O pato-bravo que não conseguiu chegar a tempo de comprar as terras, veio a associar-se, três anos mais tarde, com uma quota de vinte e quatro por cento da sociedade, que lhe custou dez mil contos e foi muito importante para a divulgação dos granitos do Pedrógão na área da construção e desenvolvimento na empresa da técnica de polimento que acabaria por criar uma nova empresa e transformaria a Granitos do Pedrógão e Associada, numa das maiores empresas do ramo em Portugal, chegando a exportar muita da sua produção, para vários países do Mundo, especialmente ricos em petróleo. 

Só num ano, com os desperdícios das cantarias e desbastes na pedreira, foram produzidos e vendidos à CP, duzentos e cinquenta vagões de gravilha, num total de mais de três mil metros cúbicos, descarregados pelos camiões da Granitos do Pedrógão para os vagões, num cais , especialmente feito entre as estações de Mouriscas e Alvega- Ortiga, na linha da Beira Baixa. 

Poucos anos depois, seria um dos maiores empreendimentos do concelho de Mação e quando comemorou vinte anos de actividade, tinha cento e oitenta empregados, em quatro locais diferentes de laboração, e facturava mais de cem mil contos por ano. 

Um pequeno império industrial como dizia o fundador, retirado dos trabalhos, mas ainda observador atento. 

Já velho, o Ti’Manel Caçador, respondia sempre da mesma maneira, quando lhe pediam que explicasse como teve a ideia de fazer uma empresa daquelas, num sítio daqueles: 

É que um dia, quando cavávamos a vinha, o velho Adelino, me recomendou que soubesse ter paciência e continuasse sempre a acreditar que ainda havia de ver aquelas uvas não a dar vinho, mas transformadas em pedras, penduradas nas cepas. Que o verdadeiro valor daquilo estava ali em cima, debaixo de um monte de pedras. 

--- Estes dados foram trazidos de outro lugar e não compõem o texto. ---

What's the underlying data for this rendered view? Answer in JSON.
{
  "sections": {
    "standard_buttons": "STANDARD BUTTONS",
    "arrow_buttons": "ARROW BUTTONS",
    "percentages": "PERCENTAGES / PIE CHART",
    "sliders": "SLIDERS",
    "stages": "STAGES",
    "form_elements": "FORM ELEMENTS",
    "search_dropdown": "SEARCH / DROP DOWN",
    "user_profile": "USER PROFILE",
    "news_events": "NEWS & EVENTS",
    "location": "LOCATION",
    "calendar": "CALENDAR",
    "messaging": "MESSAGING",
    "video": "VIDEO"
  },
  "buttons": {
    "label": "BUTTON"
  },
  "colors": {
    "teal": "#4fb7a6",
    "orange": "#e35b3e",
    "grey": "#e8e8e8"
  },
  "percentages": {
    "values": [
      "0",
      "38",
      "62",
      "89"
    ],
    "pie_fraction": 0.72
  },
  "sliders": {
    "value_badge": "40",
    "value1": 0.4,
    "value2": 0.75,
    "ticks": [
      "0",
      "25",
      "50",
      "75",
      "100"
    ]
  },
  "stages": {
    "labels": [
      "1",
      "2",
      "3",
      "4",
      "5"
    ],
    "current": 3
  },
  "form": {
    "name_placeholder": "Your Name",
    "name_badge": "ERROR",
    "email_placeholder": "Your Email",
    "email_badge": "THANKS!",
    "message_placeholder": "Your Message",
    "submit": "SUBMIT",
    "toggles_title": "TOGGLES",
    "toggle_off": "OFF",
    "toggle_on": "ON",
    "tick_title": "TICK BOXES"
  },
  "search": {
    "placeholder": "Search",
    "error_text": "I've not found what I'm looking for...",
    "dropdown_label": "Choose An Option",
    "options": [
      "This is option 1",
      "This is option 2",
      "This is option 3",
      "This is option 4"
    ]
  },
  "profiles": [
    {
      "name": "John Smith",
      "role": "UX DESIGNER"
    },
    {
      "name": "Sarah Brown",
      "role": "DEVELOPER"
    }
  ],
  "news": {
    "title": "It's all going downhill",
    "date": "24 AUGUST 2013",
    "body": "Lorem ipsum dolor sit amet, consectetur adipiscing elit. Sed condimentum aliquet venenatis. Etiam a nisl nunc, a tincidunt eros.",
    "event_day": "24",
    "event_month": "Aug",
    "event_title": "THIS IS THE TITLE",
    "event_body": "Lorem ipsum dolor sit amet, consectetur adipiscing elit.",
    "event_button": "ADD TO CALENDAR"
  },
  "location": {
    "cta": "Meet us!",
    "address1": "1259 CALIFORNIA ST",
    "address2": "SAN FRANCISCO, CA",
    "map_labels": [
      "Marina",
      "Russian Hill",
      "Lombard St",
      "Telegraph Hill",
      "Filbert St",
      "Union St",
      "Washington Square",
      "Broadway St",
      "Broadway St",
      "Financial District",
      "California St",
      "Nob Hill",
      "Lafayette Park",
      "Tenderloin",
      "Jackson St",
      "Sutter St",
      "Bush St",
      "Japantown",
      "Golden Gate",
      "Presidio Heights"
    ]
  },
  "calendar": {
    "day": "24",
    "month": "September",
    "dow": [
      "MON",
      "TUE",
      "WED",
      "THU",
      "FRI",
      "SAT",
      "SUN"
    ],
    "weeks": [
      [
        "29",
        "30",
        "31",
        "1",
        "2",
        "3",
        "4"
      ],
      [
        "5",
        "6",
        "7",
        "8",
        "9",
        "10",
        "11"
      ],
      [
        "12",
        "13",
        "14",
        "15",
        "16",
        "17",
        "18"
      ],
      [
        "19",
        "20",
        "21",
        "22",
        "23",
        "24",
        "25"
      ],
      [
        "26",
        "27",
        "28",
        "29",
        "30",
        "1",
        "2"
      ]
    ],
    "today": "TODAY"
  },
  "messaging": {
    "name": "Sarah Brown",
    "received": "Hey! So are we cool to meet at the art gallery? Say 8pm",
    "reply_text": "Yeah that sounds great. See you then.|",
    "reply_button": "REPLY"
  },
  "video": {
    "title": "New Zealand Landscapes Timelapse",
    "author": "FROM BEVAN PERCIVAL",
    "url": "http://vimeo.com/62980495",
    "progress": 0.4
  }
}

E não é que era mesmo verdade! 

Tenho pena que o Adelino já cá não esteja para poder beber comigo, aqui à sombra e contemplando toda esta obra; aquilo que ele soube prever e não teve vergonha de dizer, mesmo sujeitando-se às risadas dos outros. Eu pensava como ele, mas tinha receio de cair no ridículo. 

Mas sempre acreditei na inteligência como a coisa mais valiosa que Deus nos deu; não conheço outra coisa capaz de transformar pedras em ouro! 

Poucos anos depois da sua morte, os herdeiros venderam a quota de vinte e seis por cento, que fazia maioria com um dos outros dois sócios fundadores, por setenta e cinco mil contos, a um consórcio mineiro, internacional, que viria a reduzir a actividade da Granitos do Pedrógão e Associadas.